A purposeful sense of such larger concerns balances Johnson’s precision with the small details of situation, character and voice that give veracity and colour.

ADDITIONAL INFORMATION

In 1985, Stephanie Johnson received the Bruce Mason Playwriting Award.

The Bleeding Ballerina
was published in 1987. The poems' topics range from love, to children, to politics.

Johnson was the recipient of the Meridian Energy 2000 Katherine Mansfield Menton Fellowship. One of New Zealand's most long-standing and prestigious literary awards, the fellowship is offered annually to enable a New Zealand writer to work in Menton, France.

Her science fiction / fantasy novel, The Whistler, was shortlisted for the 1999 Montana New Zealand Book Award for fiction.

Johnson's next novel was Belief, published in 2000. In 1899, William McQuiggan leaves his young Australian wife and new-born twins in New Zealand and travels to America in search of God.

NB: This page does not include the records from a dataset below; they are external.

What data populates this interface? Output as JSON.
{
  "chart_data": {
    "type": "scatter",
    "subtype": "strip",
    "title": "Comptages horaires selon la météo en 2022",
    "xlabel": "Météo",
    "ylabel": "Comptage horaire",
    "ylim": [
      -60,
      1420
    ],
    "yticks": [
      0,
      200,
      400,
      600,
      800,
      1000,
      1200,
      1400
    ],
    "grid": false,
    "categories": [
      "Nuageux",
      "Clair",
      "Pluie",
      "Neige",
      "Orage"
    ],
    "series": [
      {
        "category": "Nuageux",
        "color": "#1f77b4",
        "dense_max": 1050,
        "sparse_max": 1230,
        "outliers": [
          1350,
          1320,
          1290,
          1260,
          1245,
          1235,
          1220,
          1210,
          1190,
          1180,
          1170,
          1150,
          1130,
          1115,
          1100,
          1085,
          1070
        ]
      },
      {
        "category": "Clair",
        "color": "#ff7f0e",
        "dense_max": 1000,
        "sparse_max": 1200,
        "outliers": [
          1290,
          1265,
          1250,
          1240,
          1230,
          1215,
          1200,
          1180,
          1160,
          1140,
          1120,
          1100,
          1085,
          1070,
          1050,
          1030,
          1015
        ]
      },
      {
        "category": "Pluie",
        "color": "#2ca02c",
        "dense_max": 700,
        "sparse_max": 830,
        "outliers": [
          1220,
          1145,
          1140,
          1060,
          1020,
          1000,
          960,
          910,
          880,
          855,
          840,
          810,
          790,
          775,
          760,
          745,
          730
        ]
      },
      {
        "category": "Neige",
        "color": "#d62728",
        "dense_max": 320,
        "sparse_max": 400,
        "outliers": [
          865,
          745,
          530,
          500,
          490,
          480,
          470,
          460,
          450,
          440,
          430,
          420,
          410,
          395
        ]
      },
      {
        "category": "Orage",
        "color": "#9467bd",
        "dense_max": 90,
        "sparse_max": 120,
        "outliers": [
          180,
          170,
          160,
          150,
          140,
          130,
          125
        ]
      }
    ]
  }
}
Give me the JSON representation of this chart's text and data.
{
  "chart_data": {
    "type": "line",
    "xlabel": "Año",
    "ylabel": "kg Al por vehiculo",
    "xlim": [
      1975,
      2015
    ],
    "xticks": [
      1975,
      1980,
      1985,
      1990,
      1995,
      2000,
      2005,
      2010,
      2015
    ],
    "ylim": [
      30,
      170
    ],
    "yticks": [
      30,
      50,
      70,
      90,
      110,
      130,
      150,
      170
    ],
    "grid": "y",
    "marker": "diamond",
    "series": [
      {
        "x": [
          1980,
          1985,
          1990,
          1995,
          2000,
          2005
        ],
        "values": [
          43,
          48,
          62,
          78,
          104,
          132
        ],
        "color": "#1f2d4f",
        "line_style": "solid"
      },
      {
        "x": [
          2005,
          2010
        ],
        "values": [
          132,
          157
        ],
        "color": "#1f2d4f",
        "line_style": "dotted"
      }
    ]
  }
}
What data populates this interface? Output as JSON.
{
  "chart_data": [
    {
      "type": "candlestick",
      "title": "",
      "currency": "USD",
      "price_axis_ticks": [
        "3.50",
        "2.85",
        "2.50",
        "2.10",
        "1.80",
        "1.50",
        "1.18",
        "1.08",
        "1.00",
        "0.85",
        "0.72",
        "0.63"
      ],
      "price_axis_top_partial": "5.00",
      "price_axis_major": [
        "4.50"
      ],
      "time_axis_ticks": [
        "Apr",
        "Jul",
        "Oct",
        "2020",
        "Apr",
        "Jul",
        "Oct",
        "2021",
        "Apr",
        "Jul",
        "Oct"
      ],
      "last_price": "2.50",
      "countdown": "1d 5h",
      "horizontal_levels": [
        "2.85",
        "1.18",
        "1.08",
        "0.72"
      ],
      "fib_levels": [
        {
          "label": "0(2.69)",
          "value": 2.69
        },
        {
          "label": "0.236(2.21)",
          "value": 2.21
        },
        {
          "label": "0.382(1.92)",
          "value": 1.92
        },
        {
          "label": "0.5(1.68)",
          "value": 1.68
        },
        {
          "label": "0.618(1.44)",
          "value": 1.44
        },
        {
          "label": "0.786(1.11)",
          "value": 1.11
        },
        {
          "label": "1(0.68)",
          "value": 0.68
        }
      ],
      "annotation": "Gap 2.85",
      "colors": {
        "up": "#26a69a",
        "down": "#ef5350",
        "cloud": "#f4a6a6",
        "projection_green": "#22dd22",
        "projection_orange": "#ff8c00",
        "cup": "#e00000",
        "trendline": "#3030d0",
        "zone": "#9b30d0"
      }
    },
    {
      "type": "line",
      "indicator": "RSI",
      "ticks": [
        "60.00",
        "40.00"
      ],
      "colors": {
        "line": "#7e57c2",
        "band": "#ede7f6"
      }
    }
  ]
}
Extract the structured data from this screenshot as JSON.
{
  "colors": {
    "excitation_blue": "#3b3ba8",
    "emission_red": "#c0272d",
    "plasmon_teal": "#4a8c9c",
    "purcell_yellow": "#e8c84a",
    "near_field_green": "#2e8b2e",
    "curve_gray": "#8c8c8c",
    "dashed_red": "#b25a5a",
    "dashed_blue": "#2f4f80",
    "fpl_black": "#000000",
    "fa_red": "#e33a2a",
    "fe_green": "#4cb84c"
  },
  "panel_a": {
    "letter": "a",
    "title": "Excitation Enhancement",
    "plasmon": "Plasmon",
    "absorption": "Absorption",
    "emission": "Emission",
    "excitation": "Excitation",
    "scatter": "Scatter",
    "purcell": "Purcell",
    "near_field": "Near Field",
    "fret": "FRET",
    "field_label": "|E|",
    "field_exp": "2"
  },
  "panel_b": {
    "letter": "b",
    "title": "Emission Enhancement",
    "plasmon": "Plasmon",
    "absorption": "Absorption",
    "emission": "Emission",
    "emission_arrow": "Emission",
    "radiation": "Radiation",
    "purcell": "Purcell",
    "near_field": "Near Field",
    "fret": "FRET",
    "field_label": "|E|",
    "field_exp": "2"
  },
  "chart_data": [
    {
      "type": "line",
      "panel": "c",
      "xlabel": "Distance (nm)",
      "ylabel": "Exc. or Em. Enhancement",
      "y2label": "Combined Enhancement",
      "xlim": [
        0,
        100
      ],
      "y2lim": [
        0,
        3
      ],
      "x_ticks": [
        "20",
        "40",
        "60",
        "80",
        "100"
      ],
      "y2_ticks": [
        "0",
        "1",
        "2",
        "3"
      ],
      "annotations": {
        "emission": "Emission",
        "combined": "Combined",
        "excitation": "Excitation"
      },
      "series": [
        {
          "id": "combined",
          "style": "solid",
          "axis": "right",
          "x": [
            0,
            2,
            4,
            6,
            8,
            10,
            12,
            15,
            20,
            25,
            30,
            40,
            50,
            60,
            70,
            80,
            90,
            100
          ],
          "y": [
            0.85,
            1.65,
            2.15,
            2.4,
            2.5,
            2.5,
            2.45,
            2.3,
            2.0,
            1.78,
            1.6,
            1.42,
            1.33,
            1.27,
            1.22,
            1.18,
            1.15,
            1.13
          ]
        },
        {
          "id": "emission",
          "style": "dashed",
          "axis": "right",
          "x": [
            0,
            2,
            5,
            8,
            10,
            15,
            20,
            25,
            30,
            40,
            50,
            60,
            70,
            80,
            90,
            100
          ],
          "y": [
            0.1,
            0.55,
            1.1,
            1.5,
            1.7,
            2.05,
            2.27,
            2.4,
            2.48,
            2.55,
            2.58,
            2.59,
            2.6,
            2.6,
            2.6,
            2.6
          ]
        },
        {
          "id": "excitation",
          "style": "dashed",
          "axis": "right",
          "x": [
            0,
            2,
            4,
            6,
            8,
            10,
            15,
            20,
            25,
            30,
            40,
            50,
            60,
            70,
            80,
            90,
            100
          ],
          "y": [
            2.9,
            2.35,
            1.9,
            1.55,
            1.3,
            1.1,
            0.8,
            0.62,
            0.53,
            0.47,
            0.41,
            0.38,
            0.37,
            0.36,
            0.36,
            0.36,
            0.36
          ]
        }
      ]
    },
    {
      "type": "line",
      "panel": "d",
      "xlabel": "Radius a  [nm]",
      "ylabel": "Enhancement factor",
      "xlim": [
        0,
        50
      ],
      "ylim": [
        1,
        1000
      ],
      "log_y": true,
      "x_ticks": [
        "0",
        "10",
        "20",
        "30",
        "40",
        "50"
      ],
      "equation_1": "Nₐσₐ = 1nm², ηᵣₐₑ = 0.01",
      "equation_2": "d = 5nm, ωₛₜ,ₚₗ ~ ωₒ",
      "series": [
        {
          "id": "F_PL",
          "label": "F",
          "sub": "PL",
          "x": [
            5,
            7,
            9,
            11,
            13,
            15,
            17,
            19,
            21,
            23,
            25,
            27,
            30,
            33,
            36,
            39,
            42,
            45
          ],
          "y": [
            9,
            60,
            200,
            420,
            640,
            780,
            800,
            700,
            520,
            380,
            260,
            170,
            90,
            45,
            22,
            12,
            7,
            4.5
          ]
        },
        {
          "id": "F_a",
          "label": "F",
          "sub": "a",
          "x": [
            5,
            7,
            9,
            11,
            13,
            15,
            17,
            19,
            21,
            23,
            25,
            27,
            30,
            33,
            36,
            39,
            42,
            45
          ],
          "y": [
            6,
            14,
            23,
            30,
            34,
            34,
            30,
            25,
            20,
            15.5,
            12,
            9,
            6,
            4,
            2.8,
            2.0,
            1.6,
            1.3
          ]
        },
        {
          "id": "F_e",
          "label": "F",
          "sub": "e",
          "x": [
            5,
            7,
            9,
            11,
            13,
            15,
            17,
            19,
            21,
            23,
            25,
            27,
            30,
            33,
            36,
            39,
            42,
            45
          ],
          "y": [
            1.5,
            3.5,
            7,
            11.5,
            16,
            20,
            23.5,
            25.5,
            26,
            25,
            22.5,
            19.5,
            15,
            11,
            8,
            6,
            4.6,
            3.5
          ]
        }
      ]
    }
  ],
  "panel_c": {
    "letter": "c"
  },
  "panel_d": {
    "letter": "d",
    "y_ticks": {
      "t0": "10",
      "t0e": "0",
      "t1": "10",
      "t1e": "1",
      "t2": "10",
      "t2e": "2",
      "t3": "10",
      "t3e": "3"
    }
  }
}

The story follows him to Salt Lake City and Zion City and tells of how love and patience may triumph over violence and despair. Belief was shortlisted in the 2001 Montana New Zealand Book Awards.

In 2001, Johnson was awarded the Auckland University Literary Fellowship.

The Shag Incident was published in 2002. The novel was awarded the Deutz Medal for Fiction at the 2003 Montana New Zealand Book Awards. The Shag Incident was described by the judging panel as a book 'clearly by a writer at the peak of her powers...she is fully deserving of the recognition of excellence that this award bestows'.

Moody Bitch (2003) is a selection of Stephanie Johnson's poems from the last 20 years.

Music From a Distant Room (2004) is a book about how memory can shape our lives, about story-telling, fate, forgiveness and the search for meaning in loss.

Drowned Sprat and Other Stories (Random House, 2005) is a collection of 23 short stories, written over 16 years.

John Tomb's Head (Random House, 2006) is a return to the biting satire of contemporary New Zealand for Johnson.

Both Music From a Distant Room and John Tomb's Head, were nominated for the International IMPAC Dublin Literary Award in 2006 and 2008 respectively.

Stephanie Johnson's novel Swimmers' Rope (Vintage NZ) was published in 2008, and was followed by The Open World (Vintage NZ) in 2012.

The Writing Class was published in 2013 by Random House NZ. Christopher Moore reviewed the novel in the Dominion Post Weekend, 'Above all, this is a book fuelled and inspired by the act of writing, as lives and minds engage in a highly choreographed human tango.'

Playing for Both Sides (BWB, 2016) is a personal exploration of the Australia-New Zealand relationship. In 2016 Stephanie also edited Good Dog! New Zealand Writers on Dogs (Penguin Random House) an anthology of dog-related poetry, short fiction and creative nonfiction.

In 2019, she penned a biographical investigation entitled West Island: Five Twentieth-century New Zealanders in Australia (Otago UP) and, in 2021, Everything Changes (RHNZ Vintage) a novel about a dysfunctional family who buy a rundown motel to start a new life. Everything Changes was the winner of the 2021 NZ Society of Authors Heritage Prize for Fiction.

Stephanie Johnson is the 2023 recipient of the Prime Minister's Award for Literature.